Sechs Monate sind im Strafverfahren die goldene Regel. So lange darf ein Verdächtiger ohne Prozess in Untersuchungshaft gehalten werden. In der Regel tritt das jeweilige Gericht innerhalb dieser Frist auch zusammen. Im vergangenen Jahr allerdings mussten die Sicherheitsbehörden insgesamt fünf Untersuchungshäftlinge gehen lassen, weil die Frist verstrichen war. Im Vorjahr waren es zwei gewesen. Das geht aus der Antwort des Justizministeriums auf eine Kleine Anfrage der FDP hervor.

Abstimmungsschwierigkeiten etwa waren der Grund, warum das Oberlandesgericht Oldenburg im vergangenen Jahr drei junge Marokkaner wieder laufen ließ. Die teilweise noch jugendlichen Männer hatten in der Innenstadt von Osnabrück randaliert, Stühle gestohlen und zwei betrunkene Studenten zusammengeschlagen. Alle drei wurden festgenommen, kamen in Untersuchungshaft. „Wir haben sie auch relativ zügig nach drei Monaten angeklagt“, sagt Oberstaatsanwalt Alexander Retemeyer. Doch beim zuständigen Amtsgericht blieb der Fall stecken. Das Gericht trat nicht, wie es Vorschrift gewesen wäre, vor Ablauf der sechs Monate zusammen. Damit musste das zuständige Oberlandesgericht den Haftbefehl wegen Verfahrensverzögerung aufheben. Die Justiz hatte dennoch Glück, denn als das Verfahren schließlich begann, erschienen alle drei Täter vor Gericht. Der Amtsrichter verurteilte sie zu Freiheitsstrafen auf Bewährung.

„Das ist nicht hinnehmbar und ein Versagen der Justiz“, kritisiert der FDP-Landtagsabgeordnete Stefan Birkner den Fall. Die Sechs-Monats-Frist diene schließlich dazu, dass Prozesse nicht verschleppt werden, auch nicht wegen Überbelastung der Behörden. „Man muss diesem Fall genau auf den Grund gehen und ermitteln, warum das Gericht den Prozess nicht eröffnen konnte“, fordert Birkner.
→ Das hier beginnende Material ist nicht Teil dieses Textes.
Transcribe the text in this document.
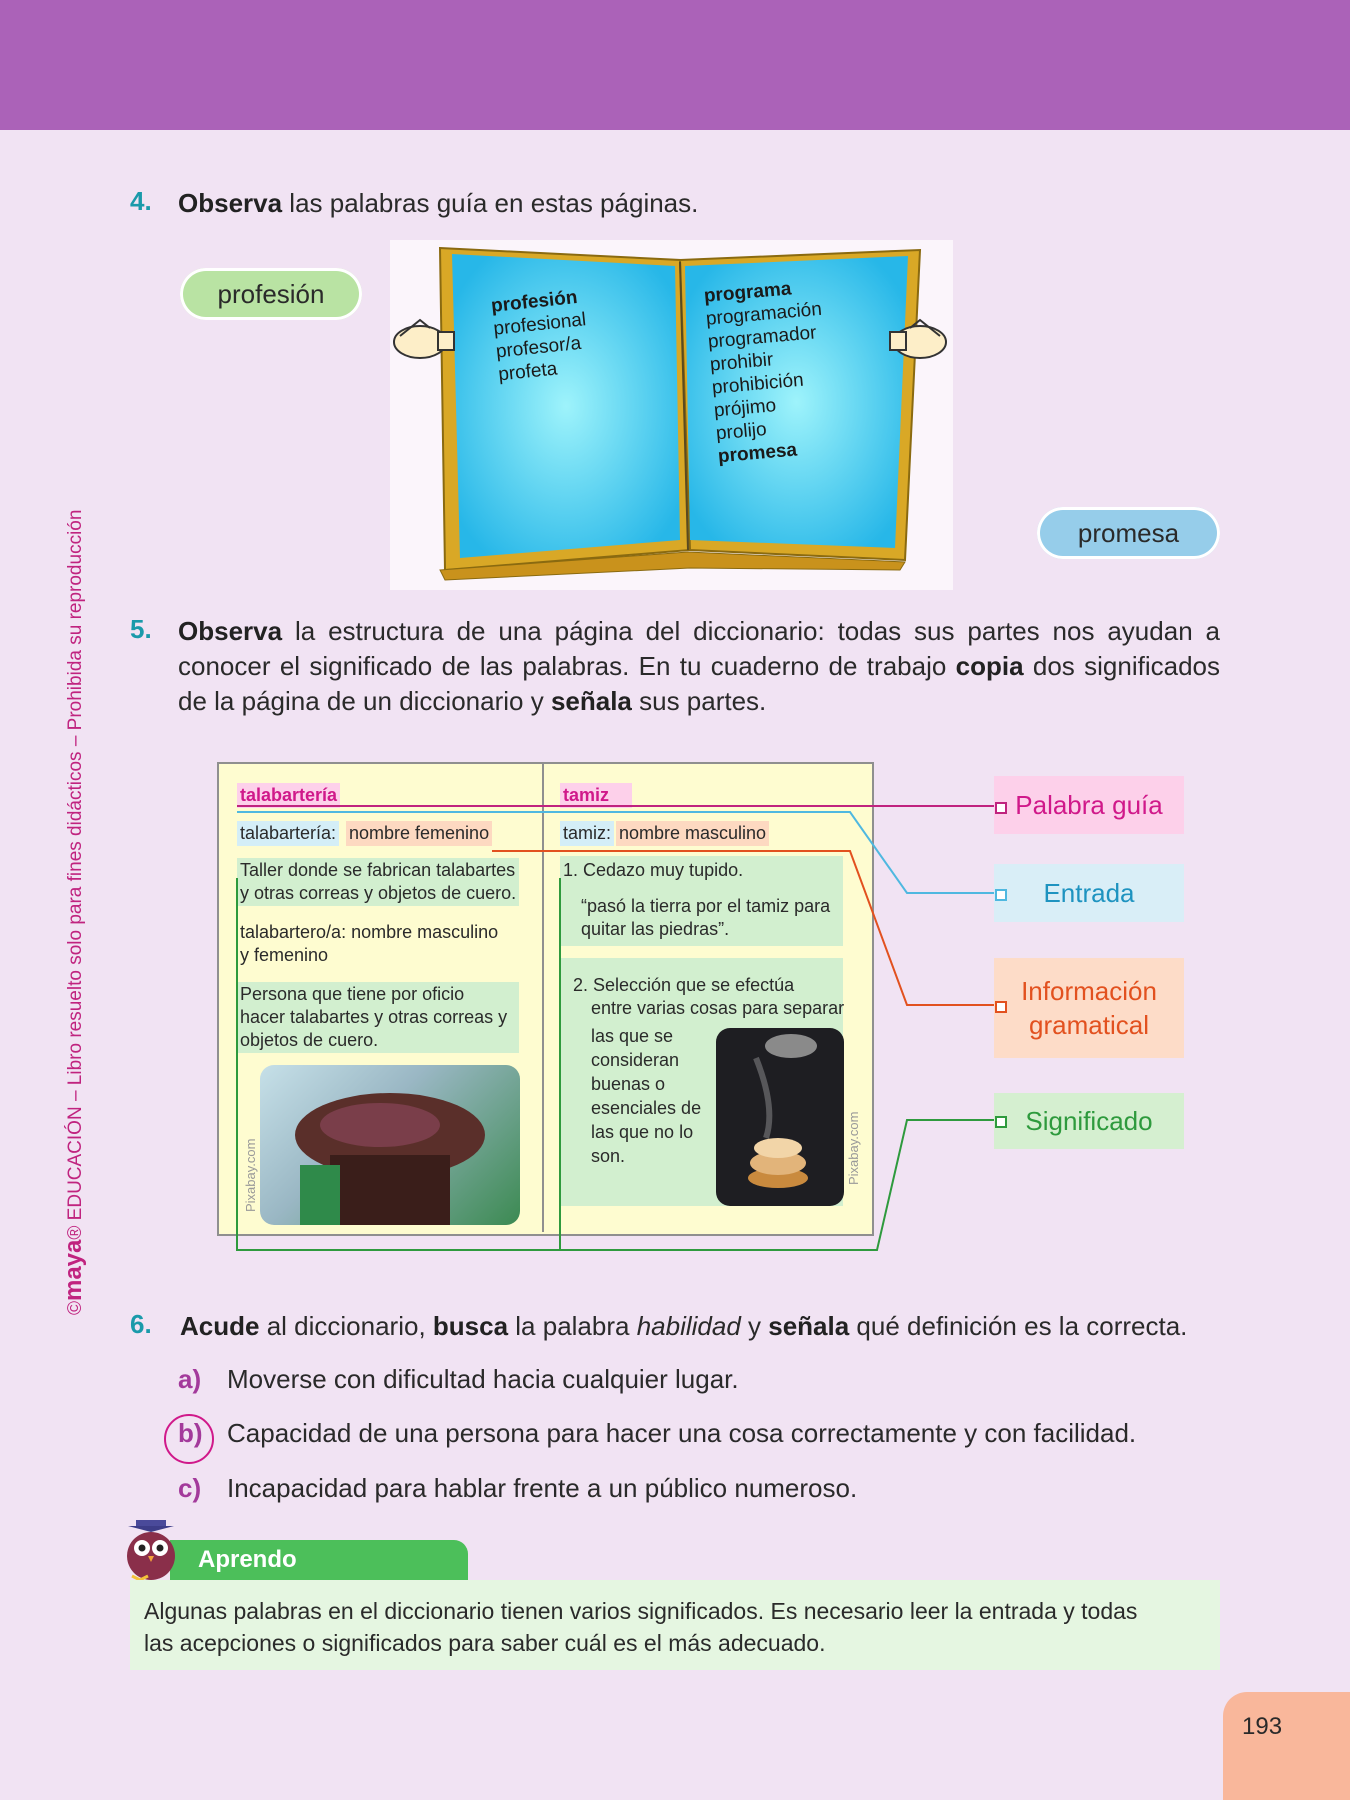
©maya® EDUCACIÓN – Libro resuelto solo para fines didácticos – Prohibida su reproducción
4. Observa las palabras guía en estas páginas.
profesión
promesa
profesión
profesional
profesor/a
profeta
programa
programación
programador
prohibir
prohibición
prójimo
prolijo
promesa
5. Observa la estructura de una página del diccionario: todas sus partes nos ayudan a
conocer el significado de las palabras. En tu cuaderno de trabajo copia dos significados
de la página de un diccionario y señala sus partes.
talabartería
talabartería: nombre femenino
Taller donde se fabrican talabartes
y otras correas y objetos de cuero.
talabartero/a: nombre masculino
y femenino
Persona que tiene por oficio
hacer talabartes y otras correas y
objetos de cuero.
Pixabay.com
tamiz
tamiz: nombre masculino
1. Cedazo muy tupido.
“pasó la tierra por el tamiz para
quitar las piedras”.
2. Selección que se efectúa
entre varias cosas para separar
las que se
consideran
buenas o
esenciales de
las que no lo
son.	Pixabay.com
Palabra guía
Entrada
Información gramatical
Significado
6. Acude al diccionario, busca la palabra habilidad y señala qué definición es la correcta.
a) Moverse con dificultad hacia cualquier lugar.
b) Capacidad de una persona para hacer una cosa correctamente y con facilidad.
c) Incapacidad para hablar frente a un público numeroso.
Aprendo
Algunas palabras en el diccionario tienen varios significados. Es necesario leer la entrada y todas
las acepciones o significados para saber cuál es el más adecuado.
193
Sollte es ein strukturelles Problem sein, müsse das Justizministerium handeln. „Für das Ministerium muss ein solcher Fall ein Alarmsignal sein, dass es einen Mangel gibt.“ In den vergangenen Monaten hatten immer wieder Richter und Anwälte über die hohe Arbeitsbelastung geklagt und mehr Personal gefordert.

In vielen Fällen von Verfahrensverzögerung wird die Untersuchungshaft aber auch deshalb aufgehoben, weil die Tatverdächtigen bereits wegen eines anderen Verbrechens zur Haftstrafe verurteilt worden sind und hinter Gittern sitzen. „Das nennt man Überhaft“, sagt ein Sprecher des Justizministeriums.  In solchen Fällen kann auch das zuständige Land- oder Amtsgericht den Haftbefehl aufheben. Das hat im vergangenen Jahr einmal das Landgericht Braunschweig getan, im Vorjahr hat das Landgericht Stade zwei Untersuchungshäftlinge gehen lassen.

Die Untersuchungshaft über sechs Monate hinaus verlängern kann dagegen nur ein Oberlandesgericht. Die Kriterien dafür sind streng, die Ermittlungsbehörden müssen nachweisen, dass sie bereits alles Menschenmögliche tun, um den Prozess vorzubereiten, die Frist aber dennoch nicht reicht. Ausnahmen werden deshalb oft bei komplexen Verbrechen wie mehrfachem Mord oder in der Wirtschaftskriminalität gestattet. Eine Überbelastung der Richter und Staatsanwälte allein ist kein Grund für eine Verlängerung der Untersuchungshaft.